Her perceived personality: “It’s like I’m involved in a weekly comic book. I have this assigned personality...which I helped create, I suppose. People stand to make a lot of money on people like me—it’s this booming industry, so why would you go and change the character that people are paying for?”
She feels no need to define herself or her sexuality right now: “If you feel like you really want to define yourself, and you have the ability to articulate those parameters and that in itself defines you, then do it. But I am an actress, man. I live in the fucking ambiguity of this life and I love it. I don’t feel like it would be true for me to be like, ‘I’m coming out!’ No, I do a job. Until I decide that I’m starting a foundation or that I have some perspective or opinion that other people should be receiving...I don’t. I’m just a kid making movies.”
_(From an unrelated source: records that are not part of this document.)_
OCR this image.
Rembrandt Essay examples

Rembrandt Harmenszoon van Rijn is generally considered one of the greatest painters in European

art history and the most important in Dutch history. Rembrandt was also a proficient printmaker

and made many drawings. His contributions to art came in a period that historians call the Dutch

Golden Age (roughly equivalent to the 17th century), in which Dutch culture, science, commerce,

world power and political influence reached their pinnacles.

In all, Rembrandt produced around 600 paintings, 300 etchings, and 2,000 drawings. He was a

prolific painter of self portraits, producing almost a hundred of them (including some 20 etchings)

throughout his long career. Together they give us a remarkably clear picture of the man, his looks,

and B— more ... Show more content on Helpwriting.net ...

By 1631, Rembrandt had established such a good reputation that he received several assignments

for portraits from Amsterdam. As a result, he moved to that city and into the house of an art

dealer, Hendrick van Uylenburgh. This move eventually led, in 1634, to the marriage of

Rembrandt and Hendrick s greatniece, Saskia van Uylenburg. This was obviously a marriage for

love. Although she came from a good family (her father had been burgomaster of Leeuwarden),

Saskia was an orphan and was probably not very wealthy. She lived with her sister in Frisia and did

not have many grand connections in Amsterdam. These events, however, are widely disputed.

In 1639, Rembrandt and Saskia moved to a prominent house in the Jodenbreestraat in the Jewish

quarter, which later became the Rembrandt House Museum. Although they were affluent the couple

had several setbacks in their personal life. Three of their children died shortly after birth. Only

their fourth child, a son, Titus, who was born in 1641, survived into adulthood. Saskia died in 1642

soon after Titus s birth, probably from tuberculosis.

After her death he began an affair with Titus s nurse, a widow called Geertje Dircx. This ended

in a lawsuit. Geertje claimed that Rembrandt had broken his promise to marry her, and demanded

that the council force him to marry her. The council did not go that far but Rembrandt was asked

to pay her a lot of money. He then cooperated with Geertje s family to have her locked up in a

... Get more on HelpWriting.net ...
The future of identity politics: “I think in three or four years, there are going to be a whole lot more people who don’t think it’s necessary to figure out if you’re gay or straight. It’s like, just do your thing.”
Changing times of fame: “It’s funny when older actors are like, ‘Just give them a smile.’ I’m like, ‘You have no idea what you’re talking about, but thanks!’ It must’ve been awesome without the Internet.”
Growing up with three brothers: As the lone female, “I wasn’t treated better and I wasn’t treated worse,” she says. “I really was one of the boys. I think there’s an ambition that’s probably innately drilled into me.” In short: “I like to win shit.”
Her relationship with iconic musicians Patti Smith & Joan Jett: Her tomboy spirit is why she clicks with like-minded musicians such as Patti Smith, who once came up to Stewart at an On the Road party to offer support with the words, “Your people are here for you,” and Joan Jett, whom Stewart portrayed in The Runaways. Stewart still laughs thinking of Jett’s primal guitar lessons: “If I wasn’t fully feeling it, she’d walk to the end of whatever set or stage I was on and be like, ‘Kristen, pussy to the wood!’”
Pal Riley Keough’s perspective: “She just doesn’t give a fuck. She courageously exposes herself because she loves the art. And I think she understands what comes along with that. There’s not one part of that girl that’s caught up in Hollywood or cares about the opinions of others or whatever else, and I’ve probably met three people like that in my life.”